39-letni były kołowy polskiej reprezentacji ma swoich głównych faworytów do medalu mistrzostw. - Nie przewiduje wielkich niespodzianek, dlatego też wydaje mi się, że w walce o medale będą liczyły się zespoły takie jak Dania, Norwegia, Węgry, Rumunia i oczywiście Polska - stwierdza.
W ocenie Siódmiaka grudniowy turniej będzie rozczarowaniem dla reprezentacji Serbii, która przed rokiem na własnym parkiecie wywalczyła srebrne medale mistrzostw świata. - Wydaje mi się, że największym rozczarowaniem nadchodzącej imprezy mogą być obecne wicemistrzynie świata - Serbki. Spowodowane to będzie dużą ilością kontuzji trapiących ten zespół - kończy "Siudym".

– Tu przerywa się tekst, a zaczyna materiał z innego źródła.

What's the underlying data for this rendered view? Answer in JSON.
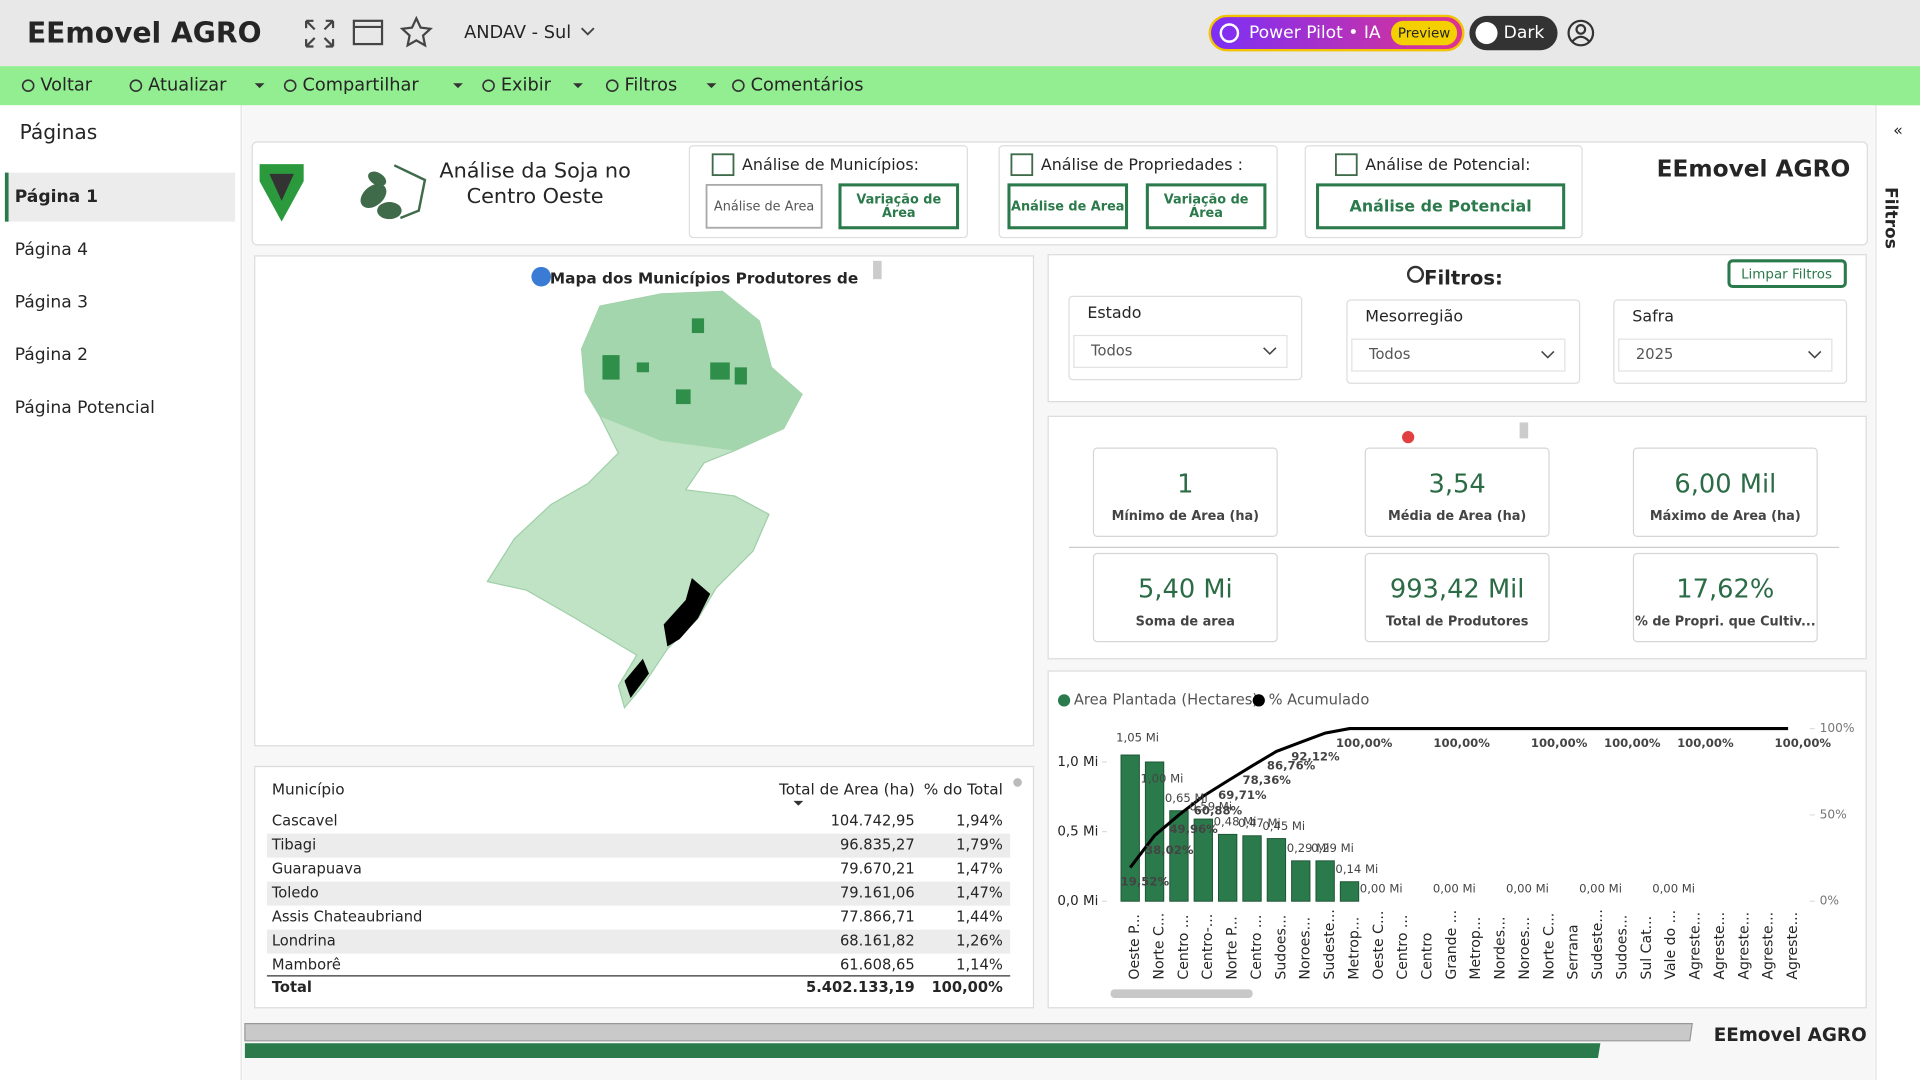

- Na pewno jest to turniej dużo trudniejszy niż mistrzostwa świata. Tu już nie ma przypadkowych zespołów, tu już nie ma zespołów, które będziemy pokonywać różnicą dziesięciu czy piętnastu bramek. Grupa jest trudna i to chyba najtrudniejsza spośród wszystkich - ocenia Sabina Włodek.
Opiekunka mistrzyń Polski, szczypiornistek MKS-u Selgros Lublin oraz najlepsza skrzydłowa Mistrzostw Europy 1995 jest przekonana, że polskie szczypiornistki staną na Węgrzech na wysokości zadania i osiągną dobry rezultat.
- Myślę, że szanse na pewno są i to mimo słabszego turnieju w Maladze. Nie stoimy na straconej pozycji, a jak wyjdziemy z grupy, to pojedyncze mecze będą o wszystkim decydowały. Łączymy się z trudną grupą, gdzie są Norweżki i Dunki. Im wyżej, tym jednak wyższe schody, ale już mistrzostwa świata pokazały, że zespół wznosił się na wyżyny i pokazywał świetną grę nawet wtedy, kiedy skazywano go na porażki. Trzymamy więc kciuki - dodaje.
Włodek podziela zdanie Wojciecha Nowińskiego i Artura Siódmiaka, którzy w roli ewentualnego rozczarowania widzą reprezentację Serbii. - Mimo że przed rokiem Serbki zdobyły srebro, to teraz mają swoje kadrowe kłopoty. Nadal w swoich szeregach mają oczywiście klasowe zawodniczki, ale czy ten skład będzie podobny do składu z mistrzostw świata? Jeśli nie, to różnie ich gra może wyglądać - uważa.
A kto zdobędzie medale mistrzostw Europy? W opinii Włodek złoto i srebro padną łupem Norweżek i Dunek. - Powiem szczerze, że nie zastanawiałam się nad gronem faworytek turniej, ale myślę, że w dalszym ciągu skandynawskie reprezentacje będą bardzo mocne i w parze Norwegia - Dania upatrywałabym nie tyle półfinalistów, a nawet finalistów tego turnieju - kończy.